Dans les marchés émergents et les économies en développement, la croissance devrait retomber à 4% en 2019, son niveau le plus bas depuis quatre ans, avant de se redresser à 4,6% en 2020 — certains pays connaissant toujours des difficultés financières et une situation politique incertaine. Ces freins devraient se relâcher à la faveur du léger redressement attendu du commerce international, même si l’année 2019 devrait connaître le plus faible niveau de croissance des échanges commerciaux depuis la crise financière d’il y a dix ans. 

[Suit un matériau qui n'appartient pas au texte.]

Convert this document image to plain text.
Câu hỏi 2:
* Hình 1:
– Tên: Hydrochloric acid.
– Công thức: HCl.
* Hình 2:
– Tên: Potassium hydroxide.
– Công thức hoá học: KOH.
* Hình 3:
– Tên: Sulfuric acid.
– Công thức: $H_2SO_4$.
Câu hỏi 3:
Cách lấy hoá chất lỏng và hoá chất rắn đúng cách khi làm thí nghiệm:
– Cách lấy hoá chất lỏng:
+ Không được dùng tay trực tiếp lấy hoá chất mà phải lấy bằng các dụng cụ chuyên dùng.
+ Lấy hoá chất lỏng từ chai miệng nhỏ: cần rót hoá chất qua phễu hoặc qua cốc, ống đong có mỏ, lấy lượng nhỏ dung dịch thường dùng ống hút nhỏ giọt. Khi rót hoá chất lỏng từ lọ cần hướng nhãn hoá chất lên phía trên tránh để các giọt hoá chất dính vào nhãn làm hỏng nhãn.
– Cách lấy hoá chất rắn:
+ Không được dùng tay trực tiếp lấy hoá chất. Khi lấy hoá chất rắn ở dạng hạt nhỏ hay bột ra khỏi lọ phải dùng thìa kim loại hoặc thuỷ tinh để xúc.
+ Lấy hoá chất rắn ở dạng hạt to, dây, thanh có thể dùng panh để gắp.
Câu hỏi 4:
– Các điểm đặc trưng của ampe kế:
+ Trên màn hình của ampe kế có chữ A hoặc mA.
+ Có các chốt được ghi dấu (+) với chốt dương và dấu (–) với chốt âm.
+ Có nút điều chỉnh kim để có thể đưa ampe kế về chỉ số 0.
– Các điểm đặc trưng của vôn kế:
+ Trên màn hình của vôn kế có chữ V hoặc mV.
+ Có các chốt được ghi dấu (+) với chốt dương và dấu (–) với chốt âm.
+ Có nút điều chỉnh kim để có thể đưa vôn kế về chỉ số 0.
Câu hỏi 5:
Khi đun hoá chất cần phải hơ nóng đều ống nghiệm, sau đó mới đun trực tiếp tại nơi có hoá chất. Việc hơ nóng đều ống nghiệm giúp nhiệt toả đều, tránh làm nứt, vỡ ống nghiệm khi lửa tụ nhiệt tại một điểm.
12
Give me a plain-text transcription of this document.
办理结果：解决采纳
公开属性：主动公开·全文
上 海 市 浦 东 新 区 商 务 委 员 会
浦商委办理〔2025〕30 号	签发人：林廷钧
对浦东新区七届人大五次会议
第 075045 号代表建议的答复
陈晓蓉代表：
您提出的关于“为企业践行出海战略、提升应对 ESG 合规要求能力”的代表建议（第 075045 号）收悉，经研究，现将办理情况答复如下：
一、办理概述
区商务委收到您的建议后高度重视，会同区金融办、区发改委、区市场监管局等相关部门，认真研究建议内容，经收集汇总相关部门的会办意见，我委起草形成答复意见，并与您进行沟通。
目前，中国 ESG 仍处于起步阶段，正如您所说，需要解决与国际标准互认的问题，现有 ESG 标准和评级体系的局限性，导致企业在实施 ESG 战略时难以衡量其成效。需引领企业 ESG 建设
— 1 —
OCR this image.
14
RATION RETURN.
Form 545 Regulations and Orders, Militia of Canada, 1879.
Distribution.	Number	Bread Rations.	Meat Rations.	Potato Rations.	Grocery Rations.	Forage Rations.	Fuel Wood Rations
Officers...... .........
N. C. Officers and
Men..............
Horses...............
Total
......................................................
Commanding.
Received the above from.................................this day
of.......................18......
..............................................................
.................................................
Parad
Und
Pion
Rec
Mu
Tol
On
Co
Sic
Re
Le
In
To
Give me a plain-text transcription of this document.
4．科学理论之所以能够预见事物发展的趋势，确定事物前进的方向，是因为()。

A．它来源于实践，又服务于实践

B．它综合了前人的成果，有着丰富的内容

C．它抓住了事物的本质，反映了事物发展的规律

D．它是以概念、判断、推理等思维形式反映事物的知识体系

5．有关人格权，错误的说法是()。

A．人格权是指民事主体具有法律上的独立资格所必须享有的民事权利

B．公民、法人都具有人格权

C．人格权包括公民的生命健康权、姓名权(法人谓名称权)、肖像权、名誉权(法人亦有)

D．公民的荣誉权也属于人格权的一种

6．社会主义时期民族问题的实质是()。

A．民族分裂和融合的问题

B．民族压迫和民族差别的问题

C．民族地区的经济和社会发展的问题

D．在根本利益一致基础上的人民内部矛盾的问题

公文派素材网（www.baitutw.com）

« Alors que pratiquement toutes les économies sont confrontées à des vents contraires, la situation dans les pays les plus pauvres est encore aggravée par la fragilité, l’isolement géographique et une pauvreté persistante », déclare Ceyla Pazarbasioglu, Vice-présidente du Groupe de la Banque mondiale pour la Croissance équitable, la finance et les institutions. « À moins que ces pays parviennent à se positionner sur une trajectoire de croissance plus rapide, l’objectif visant à ramener l’extrême pauvreté sous la barre des 3% d’ici 2030 restera inaccessible ». 

Ayhan Kose, Directeur du Groupe des perspectives de développement à la Banque mondiale, rappelle pour sa part que « dans le contexte actuel de faiblesse des taux d’intérêt et d’atonie de la croissance, les gouvernements pourraient être tentés de s’endetter à nouveau pour financer des projets de soutien à la croissance ». 

« Mais, comme l’ont régulièrement montré les crises financières, les politiques d’endettement ont toujours un coût », souligne-t-il.